Distributed quantum computing involves superconducting computation nodes operating at microwave frequencies, which are connected by long-distance transmission lines that transmit photons at optical frequencies. Quantum transduction, which coherently converts between microwave and optical (M-O) photons, is a critical component of such an architecture. Current approaches are hindered by the unavoidable problem of device heating due to the optical pump. In this work, we propose a pump-free scheme based on color centers that generates time-bin encoded M-O Bell pairs. Our scheme first creates spin-photon entanglement and then converts the spin state into a time-bin-encoded microwave photon using a strongly coupled Purcell-enhanced resonator. In our protocol, the microwave retrieval is heralded by detecting the microwave signal with a three-level transmon. We have analyzed the resulting Bell state fidelity and generation probability of this protocol. Our simulation shows that by combining a state-of-the-art spin-optical interface with our proposed strongly-coupled spin-microwave design, the pump-free scheme can generate M-O Bell pairs at a heralding rate exceeding one kilohertz with near-unity fidelity, which establishes the scheme as a promising source for M-O Bell pairs.

Figures (6)

• Figure 1: Schematic of the hybrid microwave-resonator–optical-cavity device for pump-free quantum transduction. The microwave resonator incorporates a diamond-sandwiched parallel-plate capacitor that enables strong coupling to a spin qubit in a one-dimensional photonic crystal cavity, thereby facilitating heralded generation of microwave–optical Bell pairs.

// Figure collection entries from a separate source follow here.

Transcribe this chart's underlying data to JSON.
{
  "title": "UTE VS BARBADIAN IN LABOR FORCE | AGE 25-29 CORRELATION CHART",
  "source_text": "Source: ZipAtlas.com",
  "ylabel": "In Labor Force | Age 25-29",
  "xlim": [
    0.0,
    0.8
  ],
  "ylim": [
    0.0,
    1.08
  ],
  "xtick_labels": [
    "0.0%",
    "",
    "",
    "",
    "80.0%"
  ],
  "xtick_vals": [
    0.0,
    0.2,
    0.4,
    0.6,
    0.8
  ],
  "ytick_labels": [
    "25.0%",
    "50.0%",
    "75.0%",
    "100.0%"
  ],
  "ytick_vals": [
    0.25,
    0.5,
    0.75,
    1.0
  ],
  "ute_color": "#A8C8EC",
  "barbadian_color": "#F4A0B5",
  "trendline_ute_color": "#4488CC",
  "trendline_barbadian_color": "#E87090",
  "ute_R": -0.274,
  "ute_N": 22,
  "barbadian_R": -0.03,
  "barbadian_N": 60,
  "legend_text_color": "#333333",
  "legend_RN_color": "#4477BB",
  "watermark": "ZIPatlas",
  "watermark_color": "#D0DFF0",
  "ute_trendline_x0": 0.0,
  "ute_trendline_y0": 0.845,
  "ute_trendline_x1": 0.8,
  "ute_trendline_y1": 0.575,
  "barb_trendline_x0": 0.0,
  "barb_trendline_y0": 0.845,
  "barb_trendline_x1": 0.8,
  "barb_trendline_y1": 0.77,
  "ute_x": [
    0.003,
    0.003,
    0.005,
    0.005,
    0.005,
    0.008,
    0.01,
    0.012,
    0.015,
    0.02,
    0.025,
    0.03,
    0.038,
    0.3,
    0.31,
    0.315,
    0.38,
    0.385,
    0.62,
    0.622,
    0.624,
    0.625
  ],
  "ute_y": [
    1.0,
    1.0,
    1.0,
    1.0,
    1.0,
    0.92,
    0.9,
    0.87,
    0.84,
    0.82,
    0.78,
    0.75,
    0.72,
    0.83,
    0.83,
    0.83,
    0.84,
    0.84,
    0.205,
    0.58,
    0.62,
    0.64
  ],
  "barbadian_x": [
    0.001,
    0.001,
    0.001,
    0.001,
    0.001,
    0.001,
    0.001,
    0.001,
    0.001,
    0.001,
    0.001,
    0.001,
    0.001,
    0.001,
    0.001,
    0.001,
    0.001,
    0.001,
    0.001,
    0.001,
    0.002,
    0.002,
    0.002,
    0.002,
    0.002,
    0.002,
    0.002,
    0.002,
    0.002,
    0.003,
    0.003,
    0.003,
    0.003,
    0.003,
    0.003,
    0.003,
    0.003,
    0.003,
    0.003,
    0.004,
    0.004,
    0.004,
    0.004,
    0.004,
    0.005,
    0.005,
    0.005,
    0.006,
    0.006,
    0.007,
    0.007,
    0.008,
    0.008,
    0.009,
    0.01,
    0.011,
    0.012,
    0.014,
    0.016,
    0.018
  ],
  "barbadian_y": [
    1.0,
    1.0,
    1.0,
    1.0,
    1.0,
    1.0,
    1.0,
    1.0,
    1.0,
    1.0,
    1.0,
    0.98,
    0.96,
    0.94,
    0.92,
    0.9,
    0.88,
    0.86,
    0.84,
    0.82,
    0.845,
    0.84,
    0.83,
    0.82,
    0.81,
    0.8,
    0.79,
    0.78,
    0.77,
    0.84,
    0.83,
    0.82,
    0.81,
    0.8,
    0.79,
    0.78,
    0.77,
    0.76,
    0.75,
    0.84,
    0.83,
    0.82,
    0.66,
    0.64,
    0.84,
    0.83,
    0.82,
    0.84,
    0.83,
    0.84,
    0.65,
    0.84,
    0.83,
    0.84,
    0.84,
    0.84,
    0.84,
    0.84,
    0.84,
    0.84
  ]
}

• Figure 2: (a) Illustration of the protocol with level schemes for the color center and a superconducting transmon qubit. The color center couples to an optical cavity and a microwave resonator. (b) Operation scheme in time sequence for spin-photon entanglement and microwave retrieval, where $\pi_{0r}$ represents a $\pi$-rotation in the $\ket{0},\ket{r}$ subspace of the three-level system.
• Figure 3: (a) Hybrid optical-cavity--microwave-resonator design demonstrating the feasibility of the pump-free quantum transduction protocol. The microwave resonator is modeled as a parallel LC circuit, with a coplanar waveguide (CPW) placed above it for signal input and readout. The resonator shown here is designed for the $^{117}$SnV$^-$ center. A one-dimensional photonic crystal cavity is positioned near the inductive-wire region of the resonator to achieve both strong microwave coupling and high optical cooperativity. (b,c) Simulation results at the center of the cavity (red dashed line in (a)) and the corresponding figures of merit for (b) the $^{117}$SnV$^-$ center and (c) the NV$^-$ center. For the fidelity calculation, we use $T_{1,\mathrm{t}} = 1~\mathrm{ms}$ and $T_{2,\mathrm{s}} = 2.5~\mathrm{ms}$ for the $^{117}$SnV$^-$ center, and $T_{2,\mathrm{s}} = 1~\mathrm{ms}$ for the NV$^-$ center bland20252dtransmonslifetimescoherenceharris2025highrondin_magnetometry_2014.
• Figure 4: Effective circuit diagram of the resonator coupled to a coplanar waveguide (CPW) transmission line. The circuit is conceptually equivalent to the model in Ref. Eichler2017.
• Figure 5: Figures of merit for selected spin positions (indicated by stars) in the optical cavity, evaluated for different color centers.